As it stands, the funds that go to growing Advancement must come from elsewhere in the Operating Budget, and unless there is some radical restructuring of Central Administration occurring of which the University at large is currently unaware at least a portion of these funds will come from our research and teaching budgets. […]

This commitment to Advancement — which the President urges upon us as a “collective commitment” — ight be a whole lot more justifiable at a public university if it had a necessary counterpart in a commitment to pursuing public investment. Stanford and Harvard are, after all, amongst the world’s top private universities. Of course their offices of “Giving” are well-staffed. Stanford and Harvard do not receive public funding, and make no pretensions to being public institutions. […]

But all Albertans are stakeholders in the University of Alberta. The University is one of Alberta’s public houses. And surely those of us who work at the University all have a strong enough sense of its value to Albertans that we should be fighting for the highest possible contribution of public resources to the University as public good — a contribution Albertans would be far more likely to secure from the Government if they were convinced that the University of Alberta was their university, and were encouraged to participate in it even when they are not students or alumni. 

What we need, in short, are Public Relations — relations through which we draw the public in to what we do, or go out to the public to bring the University to them. […]
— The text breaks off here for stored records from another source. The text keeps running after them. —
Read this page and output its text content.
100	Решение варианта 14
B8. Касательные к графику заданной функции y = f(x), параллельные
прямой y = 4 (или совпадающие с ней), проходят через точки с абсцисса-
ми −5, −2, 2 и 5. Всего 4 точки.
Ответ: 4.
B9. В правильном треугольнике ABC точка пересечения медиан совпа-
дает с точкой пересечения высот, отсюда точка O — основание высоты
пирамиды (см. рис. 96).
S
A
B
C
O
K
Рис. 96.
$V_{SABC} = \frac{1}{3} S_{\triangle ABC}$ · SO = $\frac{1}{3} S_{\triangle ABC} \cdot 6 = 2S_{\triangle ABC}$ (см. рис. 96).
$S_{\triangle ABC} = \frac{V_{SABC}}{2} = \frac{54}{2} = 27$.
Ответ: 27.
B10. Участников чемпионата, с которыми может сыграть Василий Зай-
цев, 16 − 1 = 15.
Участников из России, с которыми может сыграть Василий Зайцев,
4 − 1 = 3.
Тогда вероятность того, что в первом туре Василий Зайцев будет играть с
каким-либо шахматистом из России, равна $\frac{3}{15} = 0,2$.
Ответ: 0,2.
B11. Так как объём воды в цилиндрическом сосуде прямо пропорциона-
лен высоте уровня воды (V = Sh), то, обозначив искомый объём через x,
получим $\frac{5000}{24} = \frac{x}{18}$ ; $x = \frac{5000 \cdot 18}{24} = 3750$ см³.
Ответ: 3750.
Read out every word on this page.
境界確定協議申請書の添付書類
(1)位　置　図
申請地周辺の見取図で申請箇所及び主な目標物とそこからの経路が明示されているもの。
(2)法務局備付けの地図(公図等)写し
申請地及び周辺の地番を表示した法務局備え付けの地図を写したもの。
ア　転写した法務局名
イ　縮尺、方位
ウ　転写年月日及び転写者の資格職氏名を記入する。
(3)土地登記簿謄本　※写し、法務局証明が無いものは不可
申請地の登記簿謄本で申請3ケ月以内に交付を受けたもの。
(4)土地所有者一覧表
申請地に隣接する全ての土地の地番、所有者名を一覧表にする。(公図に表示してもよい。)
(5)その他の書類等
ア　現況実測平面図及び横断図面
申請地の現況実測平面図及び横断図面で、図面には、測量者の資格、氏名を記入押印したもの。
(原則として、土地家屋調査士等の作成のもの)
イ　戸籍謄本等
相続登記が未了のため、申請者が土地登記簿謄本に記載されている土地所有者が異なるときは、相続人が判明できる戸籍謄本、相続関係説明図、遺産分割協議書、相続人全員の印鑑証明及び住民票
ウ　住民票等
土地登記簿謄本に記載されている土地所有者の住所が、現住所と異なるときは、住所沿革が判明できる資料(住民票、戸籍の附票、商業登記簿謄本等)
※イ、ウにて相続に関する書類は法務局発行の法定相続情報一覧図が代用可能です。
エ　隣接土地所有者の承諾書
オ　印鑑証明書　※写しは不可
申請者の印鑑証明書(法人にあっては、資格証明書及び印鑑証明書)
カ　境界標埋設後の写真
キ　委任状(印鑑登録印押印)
One of my immediate colleagues in the Department of English and Film Studies proposes now that we create the “Pop-Up University” — that is, hold events in public, for the public, showcasing what we do for Alberta by doing it with Albertans in locations outside the University’s walls. It’s also easy to imagine how excited the public might be to have us hold, on occasion, Open Labs. Sure, the public can receive news stories about our breakthroughs and our successes, and this is important. But how might we create University experiences for Albertans that draw them into an understanding of why we matter and let them have direct encounters with our work? […]

As it stands, our Deans are in the beleaguered situation of somehow having to generate revenue –which is to say, do their own bit to secure philanthropic funding — when what we need are the resources that let us reach out to Albertans on our own creative terms. If we could Pop Up or Open Out in properly-resourced inventive ways of our own choosing, the academic staff at the University would have a real chance of gaining the support of the People that the Central Administration’s slogan of choice tells us we are supposed to be Uplifting. The development of Advancement can wait until the Government appropriately provides the funds to support it; the nurturing of our relationship with Albertans cannot.